How few professional soccer players go through the season without spending part of it on the injured list?  Not very many.  How many racehorses do?  Even fewer.  'It', ie injury, pretty much does always happen to the good ones.  But it also pretty much always happens to the indifferent ones too.  Only nobody hears about them.  A vet put it very well to me.  The thoroughbred is the Formula One car of the horse world.  The Formula One car is perfectly made for getting round the track as fast as any car possibly can go - but set off to drive it from Land's End to John O'Groats, and you'll be pulled over on the side of the road, calling the AA, by the time that you get to Torquay.  So I was glad that we didn't have time to bemoan his supposed misfortune.  (Although were the mighty Douvan, who seems to be a remarkably sound horse, to be sidelined, that might be a different matter!).

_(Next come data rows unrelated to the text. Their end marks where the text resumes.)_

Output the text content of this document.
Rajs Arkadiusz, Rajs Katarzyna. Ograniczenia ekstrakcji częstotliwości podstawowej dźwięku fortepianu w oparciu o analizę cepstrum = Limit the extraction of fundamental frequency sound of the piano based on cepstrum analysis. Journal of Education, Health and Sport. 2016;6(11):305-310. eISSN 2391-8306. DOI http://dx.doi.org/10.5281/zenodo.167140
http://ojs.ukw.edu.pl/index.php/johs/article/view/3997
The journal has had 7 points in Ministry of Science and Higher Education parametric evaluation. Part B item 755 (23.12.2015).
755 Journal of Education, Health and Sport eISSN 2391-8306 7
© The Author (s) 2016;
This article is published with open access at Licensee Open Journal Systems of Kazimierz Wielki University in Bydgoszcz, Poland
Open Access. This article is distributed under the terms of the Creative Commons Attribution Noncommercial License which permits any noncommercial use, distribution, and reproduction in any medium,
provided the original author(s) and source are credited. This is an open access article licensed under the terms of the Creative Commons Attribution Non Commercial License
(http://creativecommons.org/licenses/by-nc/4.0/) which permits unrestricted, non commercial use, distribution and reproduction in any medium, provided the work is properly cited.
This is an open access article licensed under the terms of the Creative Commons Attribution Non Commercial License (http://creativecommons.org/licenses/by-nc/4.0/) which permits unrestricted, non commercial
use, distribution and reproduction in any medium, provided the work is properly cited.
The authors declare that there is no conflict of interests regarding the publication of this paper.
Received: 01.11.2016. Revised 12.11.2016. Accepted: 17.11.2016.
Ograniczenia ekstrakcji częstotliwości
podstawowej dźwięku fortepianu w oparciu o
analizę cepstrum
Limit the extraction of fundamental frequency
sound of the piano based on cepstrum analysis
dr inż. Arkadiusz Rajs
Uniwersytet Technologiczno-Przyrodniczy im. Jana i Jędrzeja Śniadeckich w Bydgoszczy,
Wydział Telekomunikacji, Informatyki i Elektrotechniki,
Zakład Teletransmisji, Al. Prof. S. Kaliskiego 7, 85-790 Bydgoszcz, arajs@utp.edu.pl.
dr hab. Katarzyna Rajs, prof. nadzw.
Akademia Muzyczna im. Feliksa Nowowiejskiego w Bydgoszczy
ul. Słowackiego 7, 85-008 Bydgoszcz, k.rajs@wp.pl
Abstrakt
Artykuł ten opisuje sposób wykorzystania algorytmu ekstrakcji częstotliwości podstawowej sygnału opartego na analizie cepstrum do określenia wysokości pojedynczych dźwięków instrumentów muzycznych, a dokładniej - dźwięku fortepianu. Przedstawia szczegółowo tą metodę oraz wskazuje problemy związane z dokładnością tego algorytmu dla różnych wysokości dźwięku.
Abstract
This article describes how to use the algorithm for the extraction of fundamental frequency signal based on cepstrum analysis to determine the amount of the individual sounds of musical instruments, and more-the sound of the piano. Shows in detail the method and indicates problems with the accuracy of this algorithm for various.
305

On another matter, thank you again for the feedback, Neil.  Yes, you pay the entry fee for entering the horse, whether or not you end up running.  It's not a running fee: it's an entry fee.  The only exception is that the entry fee is not charged if the horse is eliminated, which is fair enough: if you enter a horse and then are told that you aren't allowed to run him in the race (other than if you have entered a horse who isn't qualified or eligible for the race, of course) it would be totally wrong still to be charged the entry fee.  In some early-closing races which have several forfeit stages, only the later fees are refunded if one's horse is eliminated, but that's another matter.

But, by and large, yes: for normal races, you pay the entry fee whether or not you run, unless you are eliminated (which can only happen if you have declared).  (Which is why, if one has entered and then decided not to run, it's always worth keeping an eye on whether you would actually get in the race, because it's then worthwhile to declare if you're going to be eliminated, so that you aren't charged the entry fee - although, of course, you don't want to be caught out by declaring a horse whom you don't want to run on the assumption that he's going to be eliminated, and then find that he gets in after all.)